If resource wars escalate to nuclear wars, the effects will be severe, even in the case of a “minor” nuclear war between countries like India and Pakistan. Even if each country uses only fifty Hiroshima-sized bombs as air bursts above urban centers, a nuclear winter will result.6Although lethal levels of fallout last only a matter of weeks, the ecological effects will be far more severe. The five megatons of smoke produced will darken the sky around the world. Stratospheric heating will destroy most of what remains of the ozone layer.7 In contrast to the overall warming trend, a “little ice age” will begin immediately and last for several years. During that period, temperatures in major agricultural regions will routinely drop below freezing in summer. Massive and immediate starvation will occur around the world.

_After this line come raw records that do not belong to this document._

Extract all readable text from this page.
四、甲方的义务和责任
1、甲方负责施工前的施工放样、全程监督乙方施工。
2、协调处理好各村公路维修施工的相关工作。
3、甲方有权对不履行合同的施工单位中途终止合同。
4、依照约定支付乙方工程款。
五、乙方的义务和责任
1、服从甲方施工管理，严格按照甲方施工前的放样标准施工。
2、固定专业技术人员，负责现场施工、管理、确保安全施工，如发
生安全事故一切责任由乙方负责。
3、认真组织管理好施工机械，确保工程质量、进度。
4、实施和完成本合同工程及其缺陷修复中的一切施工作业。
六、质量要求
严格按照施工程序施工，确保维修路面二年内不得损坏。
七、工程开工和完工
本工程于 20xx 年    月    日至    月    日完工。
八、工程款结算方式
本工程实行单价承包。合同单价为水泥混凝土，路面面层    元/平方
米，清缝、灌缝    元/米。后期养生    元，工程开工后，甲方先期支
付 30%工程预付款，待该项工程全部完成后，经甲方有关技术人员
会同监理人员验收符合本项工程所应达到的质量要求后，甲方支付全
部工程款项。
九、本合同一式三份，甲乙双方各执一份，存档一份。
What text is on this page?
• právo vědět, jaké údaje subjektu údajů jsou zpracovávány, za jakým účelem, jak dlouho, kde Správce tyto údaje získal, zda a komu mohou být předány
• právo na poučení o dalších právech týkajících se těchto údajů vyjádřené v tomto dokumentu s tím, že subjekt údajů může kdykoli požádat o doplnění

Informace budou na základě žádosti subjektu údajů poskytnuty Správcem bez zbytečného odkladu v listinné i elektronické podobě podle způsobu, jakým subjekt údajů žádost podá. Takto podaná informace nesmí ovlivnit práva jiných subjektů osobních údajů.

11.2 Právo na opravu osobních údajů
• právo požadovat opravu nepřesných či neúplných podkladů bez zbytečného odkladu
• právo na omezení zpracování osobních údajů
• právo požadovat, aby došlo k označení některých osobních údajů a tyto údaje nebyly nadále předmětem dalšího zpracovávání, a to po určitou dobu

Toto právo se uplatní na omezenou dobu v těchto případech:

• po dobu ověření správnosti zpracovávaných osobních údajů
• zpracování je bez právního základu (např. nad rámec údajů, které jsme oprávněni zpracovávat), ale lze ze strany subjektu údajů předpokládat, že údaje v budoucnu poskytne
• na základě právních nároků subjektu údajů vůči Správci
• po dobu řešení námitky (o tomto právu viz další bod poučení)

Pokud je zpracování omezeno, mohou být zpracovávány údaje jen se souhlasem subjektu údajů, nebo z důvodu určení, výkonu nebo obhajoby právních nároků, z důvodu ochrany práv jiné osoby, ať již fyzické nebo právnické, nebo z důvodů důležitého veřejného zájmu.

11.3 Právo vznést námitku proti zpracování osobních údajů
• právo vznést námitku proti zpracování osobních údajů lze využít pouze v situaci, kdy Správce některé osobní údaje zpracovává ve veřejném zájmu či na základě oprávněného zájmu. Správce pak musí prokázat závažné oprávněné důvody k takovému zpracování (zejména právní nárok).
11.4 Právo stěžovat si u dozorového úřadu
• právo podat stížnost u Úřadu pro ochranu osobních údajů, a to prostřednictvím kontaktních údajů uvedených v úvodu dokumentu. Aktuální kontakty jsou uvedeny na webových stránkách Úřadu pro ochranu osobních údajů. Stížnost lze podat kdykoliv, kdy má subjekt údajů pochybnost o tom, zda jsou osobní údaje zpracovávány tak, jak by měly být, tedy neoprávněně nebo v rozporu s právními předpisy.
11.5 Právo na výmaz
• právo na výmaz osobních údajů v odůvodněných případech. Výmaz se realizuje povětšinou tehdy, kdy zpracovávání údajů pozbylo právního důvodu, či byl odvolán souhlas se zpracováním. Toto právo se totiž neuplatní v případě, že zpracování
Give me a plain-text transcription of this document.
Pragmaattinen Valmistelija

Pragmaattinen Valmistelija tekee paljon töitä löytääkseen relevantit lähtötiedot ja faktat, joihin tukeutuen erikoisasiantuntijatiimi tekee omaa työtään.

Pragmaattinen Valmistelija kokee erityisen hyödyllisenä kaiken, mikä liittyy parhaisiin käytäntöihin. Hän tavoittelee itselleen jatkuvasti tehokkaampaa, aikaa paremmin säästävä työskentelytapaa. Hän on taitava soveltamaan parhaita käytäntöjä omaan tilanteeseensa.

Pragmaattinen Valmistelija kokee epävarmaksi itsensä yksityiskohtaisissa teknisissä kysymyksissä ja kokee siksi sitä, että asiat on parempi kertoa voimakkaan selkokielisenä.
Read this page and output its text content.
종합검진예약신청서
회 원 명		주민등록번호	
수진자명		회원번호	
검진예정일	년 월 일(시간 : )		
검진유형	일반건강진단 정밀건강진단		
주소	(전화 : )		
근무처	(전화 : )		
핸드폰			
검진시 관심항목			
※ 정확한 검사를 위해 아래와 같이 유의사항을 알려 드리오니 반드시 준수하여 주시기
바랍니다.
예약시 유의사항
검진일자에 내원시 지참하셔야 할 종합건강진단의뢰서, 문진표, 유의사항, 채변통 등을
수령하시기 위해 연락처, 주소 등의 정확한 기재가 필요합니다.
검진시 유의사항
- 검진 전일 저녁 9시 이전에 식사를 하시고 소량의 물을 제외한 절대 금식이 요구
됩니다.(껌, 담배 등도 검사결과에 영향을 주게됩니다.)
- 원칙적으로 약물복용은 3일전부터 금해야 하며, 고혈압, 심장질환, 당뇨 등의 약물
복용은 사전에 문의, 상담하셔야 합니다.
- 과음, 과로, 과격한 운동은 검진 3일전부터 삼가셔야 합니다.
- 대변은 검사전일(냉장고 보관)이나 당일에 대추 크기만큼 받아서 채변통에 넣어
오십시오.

That’s in the case of a small war. The explosive power of one hundred Hiroshima-sized bombs accounts for only 0.03 percent of the global arsenal. If a larger number of more powerful bombs are used—or if cobalt bombs are used to produce long-term irradiation and wipe out surface life—the effects will be even worse.8 There will be few human survivors. The nuclear winter effect will be temporary, but the bombing and subsequent fires will put large amounts of carbon into the atmosphere, kill plants, and impair photosynthesis. As a result, after the ash settles, global warming will be even more rapid and worse than before.

Nuclear war or not, the long-term prospects are dim. Global warming will continue to worsen long after fossil fuels are exhausted. For the planet, the time to ecological recovery is measured in tens of millions of years, if ever.9 As James Lovelock has pointed out, a major warming event could push the planet into a different equilibrium, one much warmer than the current one.10 It’s possible that large plants and animals might only be able to survive near the poles.11 It’s also possible that the entire planet could become essentially uninhabitable to large plants and animals, with a climate more like Venus than Earth.

All that is required for this to occur is for current trends to continue without substantive and effective resistance. All that is required for evil to succeed is for good people to do nothing. But this future is not inevitable.